摘要
本文提出了一种新方法–Rank-One Safety Injection (ROSI),以提高 LLM 的安全性。
近年来,LLM 已被广泛应用,但防止生成危险内容的 "安全对齐 "已成为一项挑战。
然而,据报道,这种机制很容易被越狱攻击(越狱)攻破。
以往的研究表明,安全机制可以通过抹除一个被称为 "拒绝方向 "的一维表示空间而失效。
本研究采用了相反的思路,开发了一种轻量级、可解释的方法,通过增强 "拒绝方向 "来提高安全性。
ROSI 只需对模型的权重矩阵进行秩 1 更新,无需重新训练或大量调整。
实验证实,ROSI 提高了对有害请求的拒绝率,同时几乎不影响正常任务的性能,并表明它可以重新应用于故意去除安全性的模型。
建议的方法
ROSI 是一种简单的机制,它利用 LLM 内部的线性表示来提取与安全相关的方向,并将其纳入模型的权重中。
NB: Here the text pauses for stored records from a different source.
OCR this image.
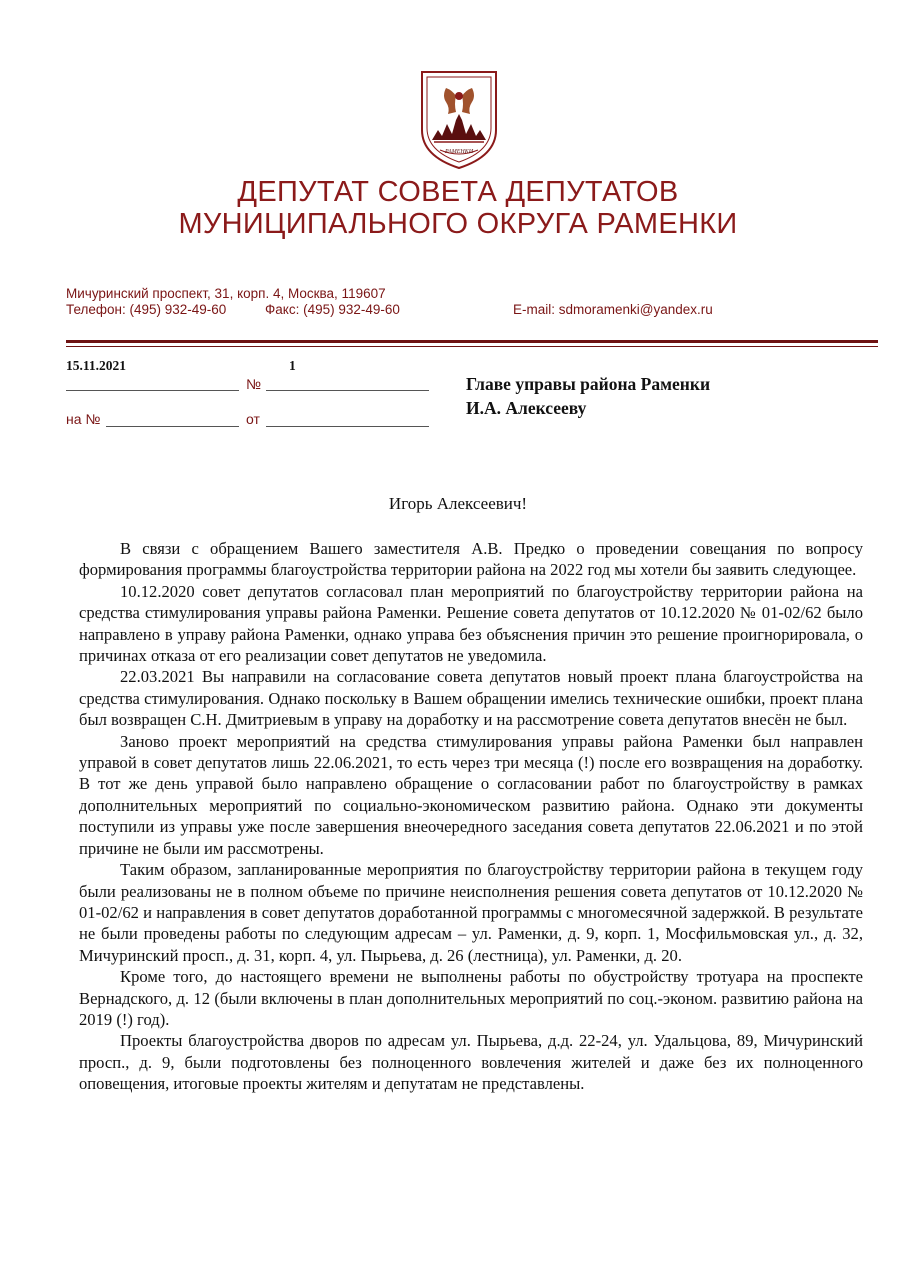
РАМЕНКИ
ДЕПУТАТ СОВЕТА ДЕПУТАТОВ
МУНИЦИПАЛЬНОГО ОКРУГА РАМЕНКИ
Мичуринский проспект, 31, корп. 4, Москва, 119607
Телефон: (495) 932-49-60	Факс: (495) 932-49-60	E-mail: sdmoramenki@yandex.ru
15.11.2021	1
№
на №	от
Главе управы района Раменки
И.А. Алексееву
Игорь Алексеевич!

В связи с обращением Вашего заместителя А.В. Предко о проведении совещания по вопросу формирования программы благоустройства территории района на 2022 год мы хотели бы заявить следующее.

10.12.2020 совет депутатов согласовал план мероприятий по благоустройству территории района на средства стимулирования управы района Раменки. Решение совета депутатов от 10.12.2020 № 01-02/62 было направлено в управу района Раменки, однако управа без объяснения причин это решение проигнорировала, о причинах отказа от его реализации совет депутатов не уведомила.

22.03.2021 Вы направили на согласование совета депутатов новый проект плана благоустройства на средства стимулирования. Однако поскольку в Вашем обращении имелись технические ошибки, проект плана был возвращен С.Н. Дмитриевым в управу на доработку и на рассмотрение совета депутатов внесён не был.

Заново проект мероприятий на средства стимулирования управы района Раменки был направлен управой в совет депутатов лишь 22.06.2021, то есть через три месяца (!) после его возвращения на доработку. В тот же день управой было направлено обращение о согласовании работ по благоустройству в рамках дополнительных мероприятий по социально-экономическом развитию района. Однако эти документы поступили из управы уже после завершения внеочередного заседания совета депутатов 22.06.2021 и по этой причине не были им рассмотрены.

Таким образом, запланированные мероприятия по благоустройству территории района в текущем году были реализованы не в полном объеме по причине неисполнения решения совета депутатов от 10.12.2020 № 01-02/62 и направления в совет депутатов доработанной программы с многомесячной задержкой. В результате не были проведены работы по следующим адресам – ул. Раменки, д. 9, корп. 1, Мосфильмовская ул., д. 32, Мичуринский просп., д. 31, корп. 4, ул. Пырьева, д. 26 (лестница), ул. Раменки, д. 20.

Кроме того, до настоящего времени не выполнены работы по обустройству тротуара на проспекте Вернадского, д. 12 (были включены в план дополнительных мероприятий по соц.-эконом. развитию района на 2019 (!) год).

Проекты благоустройства дворов по адресам ул. Пырьева, д.д. 22-24, ул. Удальцова, 89, Мичуринский просп., д. 9, были подготовлены без полноценного вовлечения жителей и даже без их полноценного оповещения, итоговые проекты жителям и депутатам не представлены.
首先,对模型在响应无害指令和有害指令时的激活情况进行比较,然后根据差异得出 “安全方向向量”。
该向量被定义为无害和有害响应集群之间的中心差,代表了模型拒绝的一维特征。
根据该方向向量,秩 1 修正被添加到写入残差流的输出矩阵中。
具体来说,更新的目的是在矩阵中添加一个安全方向,使模型的输出始终向剔除方向略微倾斜。
这种更新非常轻便,即使大规模应用于所有层,也无需重新训练即可高效运行。
与传统的推理时操作(激活转向)不同,ROSI 可以进行永久性的、可解释的修改,从根本上稳定模型的行为。
实验
作者在多个实验中测试了 ROSI 的有效性。
首先,他们将 ROSI 应用于一组安全对齐模型(如 LLaMA、Qwen、Gemma 和 Yi),并观察到对不利指令的拒绝率显著提高。
原本较弱的模型的拒绝率提高了 13 到 18 个百分点。
此外,它们还显著提高了对越狱攻击(DAN、Harmbench、WildGuardTest 等)的抵抗能力,将攻击成功率降低了一半以下。
另一方面,MMLU 和 HellaSwag 等基准得分基本保持不变,表明正常任务的实用性得以保持。
接下来,ROSI 还被应用于 “未删减模型”(Dolphin 系统),在该模型中,安全被刻意删除,而重新注入安全方向后,拒绝率提高了 30% 以上,安全恢复到了 100%。
此外,几乎没有观察到性能下降,这证明了其作为后处理 "最后一英里安全方法 "的有效性。